I bridge the gap between deep technical research and real-world application. In addition to my academic teaching, I partner with companies, NGOs, and public institutions to provide a grounded perspective on the rapid developments in Artificial Intelligence—from strategic orientation to solving specific technical challenges.
I am available for various formats, ranging from specialized academic lectures and panel discussions to engaging public-facing keynotes for festivals and general audiences.
Approach: Beyond knowledge transfer, I often work with partners on applied problem-solving, helping to evaluate the feasibility of AI projects or addressing hands-on technical and ethical hurdles in their specific domain.

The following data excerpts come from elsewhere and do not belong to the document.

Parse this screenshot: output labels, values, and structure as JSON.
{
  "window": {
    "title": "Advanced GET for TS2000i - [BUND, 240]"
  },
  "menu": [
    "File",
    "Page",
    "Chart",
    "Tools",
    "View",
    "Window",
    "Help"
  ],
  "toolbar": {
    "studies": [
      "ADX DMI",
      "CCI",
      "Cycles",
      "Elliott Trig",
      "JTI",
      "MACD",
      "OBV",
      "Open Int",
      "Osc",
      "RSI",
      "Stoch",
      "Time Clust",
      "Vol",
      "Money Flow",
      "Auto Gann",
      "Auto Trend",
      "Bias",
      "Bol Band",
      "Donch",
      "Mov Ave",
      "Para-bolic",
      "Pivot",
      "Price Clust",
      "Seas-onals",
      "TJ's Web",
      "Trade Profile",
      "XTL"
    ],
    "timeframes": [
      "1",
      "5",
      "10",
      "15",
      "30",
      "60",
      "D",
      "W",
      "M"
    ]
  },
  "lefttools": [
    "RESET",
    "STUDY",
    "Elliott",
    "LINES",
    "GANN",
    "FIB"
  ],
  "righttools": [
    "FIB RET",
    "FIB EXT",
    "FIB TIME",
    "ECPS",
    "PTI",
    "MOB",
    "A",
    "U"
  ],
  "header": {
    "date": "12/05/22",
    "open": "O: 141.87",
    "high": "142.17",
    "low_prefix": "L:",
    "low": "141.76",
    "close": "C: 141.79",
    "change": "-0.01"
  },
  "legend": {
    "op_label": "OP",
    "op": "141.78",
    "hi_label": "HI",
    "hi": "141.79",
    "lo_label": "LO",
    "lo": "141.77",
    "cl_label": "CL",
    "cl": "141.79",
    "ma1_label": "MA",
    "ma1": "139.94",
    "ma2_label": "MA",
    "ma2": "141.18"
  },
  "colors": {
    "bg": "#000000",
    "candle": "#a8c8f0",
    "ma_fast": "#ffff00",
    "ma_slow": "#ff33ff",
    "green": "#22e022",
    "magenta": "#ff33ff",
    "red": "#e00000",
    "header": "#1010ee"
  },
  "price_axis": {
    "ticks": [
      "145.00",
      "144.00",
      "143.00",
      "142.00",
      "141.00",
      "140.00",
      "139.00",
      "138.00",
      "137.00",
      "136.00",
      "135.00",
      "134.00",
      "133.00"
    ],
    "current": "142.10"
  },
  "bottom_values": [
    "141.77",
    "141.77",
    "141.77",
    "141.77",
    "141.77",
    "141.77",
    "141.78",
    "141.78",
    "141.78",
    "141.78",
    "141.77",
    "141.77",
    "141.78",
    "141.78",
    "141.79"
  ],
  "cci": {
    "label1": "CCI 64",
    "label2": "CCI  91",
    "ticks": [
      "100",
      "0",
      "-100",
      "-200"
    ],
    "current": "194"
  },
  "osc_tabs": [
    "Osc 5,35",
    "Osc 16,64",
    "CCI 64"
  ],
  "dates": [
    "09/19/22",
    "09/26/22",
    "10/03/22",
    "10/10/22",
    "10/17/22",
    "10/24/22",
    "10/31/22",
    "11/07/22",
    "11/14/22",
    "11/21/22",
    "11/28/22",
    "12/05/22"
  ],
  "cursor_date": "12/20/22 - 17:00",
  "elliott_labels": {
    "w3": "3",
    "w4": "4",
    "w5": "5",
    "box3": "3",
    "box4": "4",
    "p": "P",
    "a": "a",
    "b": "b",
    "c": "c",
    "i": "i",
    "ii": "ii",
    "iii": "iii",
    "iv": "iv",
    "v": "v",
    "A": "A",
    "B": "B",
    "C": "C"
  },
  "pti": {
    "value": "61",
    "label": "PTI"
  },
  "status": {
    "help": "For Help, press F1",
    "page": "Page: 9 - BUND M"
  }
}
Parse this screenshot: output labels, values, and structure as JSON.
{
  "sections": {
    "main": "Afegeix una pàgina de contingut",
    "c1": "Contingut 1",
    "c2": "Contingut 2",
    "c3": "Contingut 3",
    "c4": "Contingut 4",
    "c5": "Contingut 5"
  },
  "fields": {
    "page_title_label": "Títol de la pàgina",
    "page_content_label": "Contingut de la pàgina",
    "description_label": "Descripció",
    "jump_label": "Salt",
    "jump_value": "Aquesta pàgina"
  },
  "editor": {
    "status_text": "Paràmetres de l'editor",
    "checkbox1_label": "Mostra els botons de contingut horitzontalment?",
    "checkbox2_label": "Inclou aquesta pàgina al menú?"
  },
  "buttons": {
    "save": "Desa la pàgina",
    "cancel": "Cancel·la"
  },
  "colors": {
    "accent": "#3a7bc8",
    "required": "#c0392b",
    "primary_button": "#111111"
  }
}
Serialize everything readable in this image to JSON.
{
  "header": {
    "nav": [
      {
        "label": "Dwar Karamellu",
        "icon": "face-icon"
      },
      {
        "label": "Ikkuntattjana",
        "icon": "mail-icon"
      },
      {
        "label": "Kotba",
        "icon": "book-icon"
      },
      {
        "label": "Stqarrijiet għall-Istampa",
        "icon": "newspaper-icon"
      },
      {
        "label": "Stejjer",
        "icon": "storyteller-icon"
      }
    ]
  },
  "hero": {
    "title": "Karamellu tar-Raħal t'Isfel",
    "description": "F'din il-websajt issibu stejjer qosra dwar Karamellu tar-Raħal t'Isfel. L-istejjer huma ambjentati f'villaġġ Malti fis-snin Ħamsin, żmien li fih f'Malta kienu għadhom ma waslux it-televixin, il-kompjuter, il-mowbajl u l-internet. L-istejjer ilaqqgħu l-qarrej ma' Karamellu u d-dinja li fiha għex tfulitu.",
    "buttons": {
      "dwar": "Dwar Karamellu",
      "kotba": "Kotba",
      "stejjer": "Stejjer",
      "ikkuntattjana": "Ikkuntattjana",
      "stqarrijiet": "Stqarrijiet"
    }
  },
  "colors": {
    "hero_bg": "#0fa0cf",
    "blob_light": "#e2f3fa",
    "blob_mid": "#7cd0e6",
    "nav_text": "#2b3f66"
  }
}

On-site & Remote: I am primarily available for on-site engagements in Munich and on a national level across Germany, as well as high-quality digital formats for distributed teams.
Bilingual: All sessions and consulting are available in English and German.
The focus of each session is tailored to the audience's background and objectives. Frequent themes include:
AI Overview & Large Language Models (LLMs): A factual assessment beyond the hype. How do models like ChatGPT function technically, what can they truly achieve, and where are their inherent systemic limitations?
AI & Creativity: Exploring the tension between algorithmic generation and human expression. As an expert in music and singing voice analysis, I discuss how data shapes our cultural perception and the evolving role of authorship.
AI & Ethics: Identifying and mitigating bias in AI systems. I share insights from my research on regional stereotypes (e.g., the "East Germany Bias") and discuss approaches for fair and accountable algorithms.
Technical Deep Dives: Specialized sessions on Natural Language Processing (NLP), Social Media Analysis, Automatic Speech Recognition (ASR), or Music Information Retrieval (MIR).
This half- to full-day workshop is designed for teams and organizations at the beginning of their engagement with AI. The goal is to build a solid foundation and identify realistic opportunities for implementation.
Part 1: Knowledge Foundation
Introduction & Overview: The current state of the technology, minus the marketing buzzwords.
Technical Background: How are these models built, and how do they differ from traditional software?
Possibilities & Limitations: What can AI actually do today? Understanding why "hallucinations" and overconfidence occur.
Ethical Issues & Consequences: Insights into data privacy, copyright, as well as societal and cultural impacts.
Future Directions: Where is research heading in the next 12–24 months?
Part 2: Application & Transfer
Specific Recommendations: An overview of tools and frameworks relevant to the customer's specific field.
Interactive Session: A deep dive into possible use cases and integrations within your organization.
Discussion & Q&A: Dedicated time for addressing specific concerns, internal policies, or technical inquiries.